Dartmoor Zoo's lion and tiger tugs-of-war criticised
A zoo that has claimed tug-of-war contests between a lion and humans is an "enrichment activity" has been criticised by animal rights groups.
Dartmoor Zoo in Devon is charging visitors £15 to pull a rope attached to meat in the mouths of big cats.
The RSPCA said the tug-of-war "doesn't promote respect" for animals, while Born Free called the practice a "money-making gimmick".
The zoo claimed it is "essential" to mimic conditions in the wild.
Before the tug-of-war begins, a piece of meat is attached to a rope and dragged through the enclosure, where the cat chases and bites it.
From the other side of the enclosure fence, visitors pull on the rope, attempting to pull the meat out of the animal's mouth.
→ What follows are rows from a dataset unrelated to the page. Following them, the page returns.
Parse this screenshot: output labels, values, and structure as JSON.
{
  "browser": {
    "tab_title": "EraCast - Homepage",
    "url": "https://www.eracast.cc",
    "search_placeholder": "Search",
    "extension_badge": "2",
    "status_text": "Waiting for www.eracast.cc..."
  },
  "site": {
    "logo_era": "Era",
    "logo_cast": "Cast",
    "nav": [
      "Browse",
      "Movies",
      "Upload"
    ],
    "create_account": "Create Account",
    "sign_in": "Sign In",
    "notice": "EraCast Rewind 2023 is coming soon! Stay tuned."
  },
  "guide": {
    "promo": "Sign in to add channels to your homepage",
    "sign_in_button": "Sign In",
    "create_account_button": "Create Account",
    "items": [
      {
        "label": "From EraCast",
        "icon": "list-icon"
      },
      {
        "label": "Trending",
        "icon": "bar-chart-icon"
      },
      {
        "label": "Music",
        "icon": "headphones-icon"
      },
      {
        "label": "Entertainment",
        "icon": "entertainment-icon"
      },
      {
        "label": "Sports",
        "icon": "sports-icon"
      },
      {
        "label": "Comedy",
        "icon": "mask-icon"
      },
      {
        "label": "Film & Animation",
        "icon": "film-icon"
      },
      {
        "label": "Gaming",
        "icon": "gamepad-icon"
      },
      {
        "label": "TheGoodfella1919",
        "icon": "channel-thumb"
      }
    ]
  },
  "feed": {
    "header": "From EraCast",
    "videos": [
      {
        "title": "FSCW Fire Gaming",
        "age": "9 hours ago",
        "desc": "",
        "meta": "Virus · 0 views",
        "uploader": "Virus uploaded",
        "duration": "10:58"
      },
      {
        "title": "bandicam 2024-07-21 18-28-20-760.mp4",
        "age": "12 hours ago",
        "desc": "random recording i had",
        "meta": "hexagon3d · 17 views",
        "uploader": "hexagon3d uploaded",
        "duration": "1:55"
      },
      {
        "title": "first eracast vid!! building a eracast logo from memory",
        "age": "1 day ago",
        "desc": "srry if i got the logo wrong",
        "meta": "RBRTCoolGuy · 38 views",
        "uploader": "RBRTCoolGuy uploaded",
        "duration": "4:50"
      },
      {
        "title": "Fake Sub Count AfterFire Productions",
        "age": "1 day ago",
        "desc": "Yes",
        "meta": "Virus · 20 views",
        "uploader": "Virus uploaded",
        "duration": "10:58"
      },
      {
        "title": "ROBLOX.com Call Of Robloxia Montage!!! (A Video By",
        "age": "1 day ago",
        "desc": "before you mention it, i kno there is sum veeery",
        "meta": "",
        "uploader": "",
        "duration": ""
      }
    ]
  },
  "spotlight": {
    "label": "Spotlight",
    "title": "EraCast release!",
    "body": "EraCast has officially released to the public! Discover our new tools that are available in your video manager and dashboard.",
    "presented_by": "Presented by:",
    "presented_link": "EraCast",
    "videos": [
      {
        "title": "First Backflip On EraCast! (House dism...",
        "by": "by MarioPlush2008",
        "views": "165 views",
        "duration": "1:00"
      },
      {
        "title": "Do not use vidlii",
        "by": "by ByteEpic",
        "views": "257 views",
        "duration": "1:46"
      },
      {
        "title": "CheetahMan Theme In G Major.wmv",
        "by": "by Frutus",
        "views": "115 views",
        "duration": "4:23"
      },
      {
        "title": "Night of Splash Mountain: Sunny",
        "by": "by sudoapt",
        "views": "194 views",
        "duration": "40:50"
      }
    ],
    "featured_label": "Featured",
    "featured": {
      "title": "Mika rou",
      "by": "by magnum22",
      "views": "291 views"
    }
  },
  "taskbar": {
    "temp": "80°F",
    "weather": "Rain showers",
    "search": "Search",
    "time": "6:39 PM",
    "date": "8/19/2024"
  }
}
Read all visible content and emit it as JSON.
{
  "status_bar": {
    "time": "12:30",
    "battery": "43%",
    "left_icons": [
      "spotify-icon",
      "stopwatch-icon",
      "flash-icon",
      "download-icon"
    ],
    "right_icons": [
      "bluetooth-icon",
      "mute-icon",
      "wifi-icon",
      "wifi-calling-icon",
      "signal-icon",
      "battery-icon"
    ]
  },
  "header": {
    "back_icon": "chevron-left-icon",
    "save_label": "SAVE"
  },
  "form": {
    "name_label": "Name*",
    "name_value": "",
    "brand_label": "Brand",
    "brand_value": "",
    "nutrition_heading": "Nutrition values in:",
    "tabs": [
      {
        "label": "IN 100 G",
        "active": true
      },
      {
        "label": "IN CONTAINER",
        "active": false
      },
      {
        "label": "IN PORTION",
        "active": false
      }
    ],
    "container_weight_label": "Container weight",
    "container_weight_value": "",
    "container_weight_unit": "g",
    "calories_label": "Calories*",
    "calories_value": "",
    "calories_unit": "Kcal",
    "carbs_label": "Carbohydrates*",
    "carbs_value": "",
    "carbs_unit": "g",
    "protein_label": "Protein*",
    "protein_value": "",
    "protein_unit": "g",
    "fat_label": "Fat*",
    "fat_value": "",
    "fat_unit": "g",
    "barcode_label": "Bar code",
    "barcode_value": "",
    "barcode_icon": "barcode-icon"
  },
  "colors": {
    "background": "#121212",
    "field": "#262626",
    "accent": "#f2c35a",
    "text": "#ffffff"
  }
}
The tug-of-war was introduced at the zoo on 6 February, with local rugby team Plymouth Albion invited to take part in the launch.
In a video that has since been removed from the Plymouth Albion Facebook page, five members of the squad compete against a lion called Jasiri.
The club said it had placed its trust in the zoo after being told it was "an activity that was safe and would improve the animals overall wellbeing".
It said team members were asked to pull in "short bursts" - between three and five seconds long - to encourage the animal to respond, and "engage their natural instinct to hunt".
'More like a circus'
An online petition to stop the contests has received more than 2,000 signatures in six days.
The creator Sue Dally said the zoo was acting "more like a circus" and turning the animals into "a novelty play thing for tourists".
Dartmoor Zoo said it alternates tugs-of-war daily between its lion and tiger, and added the cats are "not forced to participate in any way".